Cathedral Park is a neighborhood in Portland, Oregon. It is situated on the North Portland peninsula and lies on the east shore of the Willamette River. The neighborhood is named after Cathedral Park, which is located under the St. Johns Bridge, and was given its name due to the Gothic arches that support the bridge, which resemble a cathedral arch.

==History==
The St. Johns Bridge connects the neighborhood to the Linnton and Northwest Industrial neighborhoods in Northwest Portland across the Willamette River. In addition to these neighborhoods, Cathedral Park is bordered by St. Johns to the northeast and University Park to the southeast.

The 1911 Sanborn Map Index for the City of St. Johns, Oregon, shows that the Cathedral Park neighborhood was part of the original City of St.

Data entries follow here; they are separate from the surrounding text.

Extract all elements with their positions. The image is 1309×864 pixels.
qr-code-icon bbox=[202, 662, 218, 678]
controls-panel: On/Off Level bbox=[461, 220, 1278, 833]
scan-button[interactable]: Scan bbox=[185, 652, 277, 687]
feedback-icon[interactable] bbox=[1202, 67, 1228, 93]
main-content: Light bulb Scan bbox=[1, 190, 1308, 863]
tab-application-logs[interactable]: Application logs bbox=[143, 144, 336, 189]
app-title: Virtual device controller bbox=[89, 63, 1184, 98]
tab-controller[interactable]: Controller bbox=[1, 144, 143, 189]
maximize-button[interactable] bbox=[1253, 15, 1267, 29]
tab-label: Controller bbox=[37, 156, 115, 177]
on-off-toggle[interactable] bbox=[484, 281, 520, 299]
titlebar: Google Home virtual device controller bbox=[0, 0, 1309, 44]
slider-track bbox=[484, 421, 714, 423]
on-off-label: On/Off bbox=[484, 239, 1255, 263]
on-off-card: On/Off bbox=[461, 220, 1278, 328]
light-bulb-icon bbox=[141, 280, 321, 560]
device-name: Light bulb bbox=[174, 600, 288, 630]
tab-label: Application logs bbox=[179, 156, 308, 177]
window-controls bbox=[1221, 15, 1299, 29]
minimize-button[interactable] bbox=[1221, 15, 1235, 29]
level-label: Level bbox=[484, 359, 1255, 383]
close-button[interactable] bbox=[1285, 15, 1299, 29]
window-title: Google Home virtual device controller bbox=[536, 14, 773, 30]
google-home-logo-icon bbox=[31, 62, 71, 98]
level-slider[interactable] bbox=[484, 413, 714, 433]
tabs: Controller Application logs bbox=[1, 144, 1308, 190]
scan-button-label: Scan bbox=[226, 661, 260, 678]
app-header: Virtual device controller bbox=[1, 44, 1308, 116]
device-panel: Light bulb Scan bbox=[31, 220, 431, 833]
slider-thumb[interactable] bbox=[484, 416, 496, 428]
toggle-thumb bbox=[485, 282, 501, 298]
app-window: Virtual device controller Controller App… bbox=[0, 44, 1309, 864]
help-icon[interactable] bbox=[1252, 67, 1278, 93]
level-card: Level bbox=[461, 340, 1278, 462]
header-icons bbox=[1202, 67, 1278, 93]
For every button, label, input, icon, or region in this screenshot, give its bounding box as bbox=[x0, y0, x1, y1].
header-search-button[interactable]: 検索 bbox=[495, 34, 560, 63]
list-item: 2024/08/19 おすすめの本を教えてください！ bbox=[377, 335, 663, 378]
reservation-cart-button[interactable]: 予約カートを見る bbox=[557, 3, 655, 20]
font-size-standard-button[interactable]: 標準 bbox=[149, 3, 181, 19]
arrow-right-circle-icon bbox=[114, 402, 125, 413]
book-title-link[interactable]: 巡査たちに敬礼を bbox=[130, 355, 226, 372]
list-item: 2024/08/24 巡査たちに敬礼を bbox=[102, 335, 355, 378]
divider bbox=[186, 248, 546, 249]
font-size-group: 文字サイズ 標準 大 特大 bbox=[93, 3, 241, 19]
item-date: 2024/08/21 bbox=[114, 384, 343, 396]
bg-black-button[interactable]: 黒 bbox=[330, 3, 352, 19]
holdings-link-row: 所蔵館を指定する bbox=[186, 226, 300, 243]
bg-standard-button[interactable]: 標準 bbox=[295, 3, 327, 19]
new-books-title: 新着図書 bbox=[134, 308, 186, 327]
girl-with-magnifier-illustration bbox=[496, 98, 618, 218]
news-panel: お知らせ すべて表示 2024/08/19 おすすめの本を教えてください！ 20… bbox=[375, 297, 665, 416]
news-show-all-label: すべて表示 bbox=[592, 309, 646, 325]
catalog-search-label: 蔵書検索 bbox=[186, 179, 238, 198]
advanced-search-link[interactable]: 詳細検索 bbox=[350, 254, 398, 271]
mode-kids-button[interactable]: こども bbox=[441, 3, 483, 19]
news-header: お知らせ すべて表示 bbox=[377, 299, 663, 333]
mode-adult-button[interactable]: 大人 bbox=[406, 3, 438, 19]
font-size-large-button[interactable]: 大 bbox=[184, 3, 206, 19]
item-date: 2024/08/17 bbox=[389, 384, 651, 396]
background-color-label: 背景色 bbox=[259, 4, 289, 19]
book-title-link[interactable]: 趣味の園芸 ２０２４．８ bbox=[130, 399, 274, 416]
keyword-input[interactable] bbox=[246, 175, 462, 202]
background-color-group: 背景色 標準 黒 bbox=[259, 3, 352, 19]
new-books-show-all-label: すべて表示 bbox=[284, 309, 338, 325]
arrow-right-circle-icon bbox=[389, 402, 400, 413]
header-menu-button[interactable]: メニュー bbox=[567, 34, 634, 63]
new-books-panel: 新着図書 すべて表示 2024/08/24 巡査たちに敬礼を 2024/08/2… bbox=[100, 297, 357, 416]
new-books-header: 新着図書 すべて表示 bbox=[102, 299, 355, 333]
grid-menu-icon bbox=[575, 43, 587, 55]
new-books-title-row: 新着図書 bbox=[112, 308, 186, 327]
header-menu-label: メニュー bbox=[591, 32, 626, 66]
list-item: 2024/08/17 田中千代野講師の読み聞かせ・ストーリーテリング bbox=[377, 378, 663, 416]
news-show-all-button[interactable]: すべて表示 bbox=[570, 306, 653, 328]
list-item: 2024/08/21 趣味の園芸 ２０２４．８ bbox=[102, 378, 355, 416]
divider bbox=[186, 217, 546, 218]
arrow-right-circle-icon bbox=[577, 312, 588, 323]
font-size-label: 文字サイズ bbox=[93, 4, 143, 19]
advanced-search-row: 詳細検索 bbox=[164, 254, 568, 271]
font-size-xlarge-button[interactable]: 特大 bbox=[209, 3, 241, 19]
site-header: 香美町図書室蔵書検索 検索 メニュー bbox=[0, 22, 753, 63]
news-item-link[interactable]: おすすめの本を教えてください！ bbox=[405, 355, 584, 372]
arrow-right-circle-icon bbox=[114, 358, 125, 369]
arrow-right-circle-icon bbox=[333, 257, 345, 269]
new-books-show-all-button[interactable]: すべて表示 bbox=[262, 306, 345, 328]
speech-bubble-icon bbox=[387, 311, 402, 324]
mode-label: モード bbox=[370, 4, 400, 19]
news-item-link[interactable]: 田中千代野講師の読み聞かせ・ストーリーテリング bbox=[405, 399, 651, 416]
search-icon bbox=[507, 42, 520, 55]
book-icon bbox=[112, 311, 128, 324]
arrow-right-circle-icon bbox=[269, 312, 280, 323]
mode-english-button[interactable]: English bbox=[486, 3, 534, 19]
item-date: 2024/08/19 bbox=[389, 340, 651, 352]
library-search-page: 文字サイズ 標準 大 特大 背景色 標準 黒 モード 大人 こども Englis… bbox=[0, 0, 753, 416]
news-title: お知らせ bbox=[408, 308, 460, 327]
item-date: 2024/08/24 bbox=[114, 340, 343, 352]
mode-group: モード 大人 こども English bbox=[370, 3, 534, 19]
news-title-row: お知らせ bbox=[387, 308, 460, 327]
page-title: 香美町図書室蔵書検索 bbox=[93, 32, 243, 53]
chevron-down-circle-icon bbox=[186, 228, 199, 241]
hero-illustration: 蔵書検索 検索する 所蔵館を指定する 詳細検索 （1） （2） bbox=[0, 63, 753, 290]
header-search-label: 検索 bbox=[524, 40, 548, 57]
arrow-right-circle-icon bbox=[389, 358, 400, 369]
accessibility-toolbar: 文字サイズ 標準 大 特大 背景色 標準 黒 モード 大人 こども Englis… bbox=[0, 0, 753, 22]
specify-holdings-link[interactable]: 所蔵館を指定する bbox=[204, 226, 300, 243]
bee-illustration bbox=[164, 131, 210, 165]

Johns prior to annexation by Portland in 1915.

The neighborhood is named after its most prominent landmark, the city park also called Cathedral Park, which in turn is named after the cathedral-like columns of the St. Johns Bridge it surrounds.

== Demographics ==
In 2020, 4,130 people lived in Cathedral Park, up 24% from 3,338 in 2010. 76% of people identified as white, 3.7% as American Indian or Alaska Native, 5.4% as Black or African American, 4.9% as Asian, 1.2% as Native Hawaiian or Pacific Islander, and 10.3% as some other race. 11.4% identified as Hispanic or Latino (any race). The median age in Cathedral Park was 38.1. The median household income was listed at $81,000 and 15% of the neighborhood was covered by tree canopy. 70% of eligible residents voted in the 2020 general election.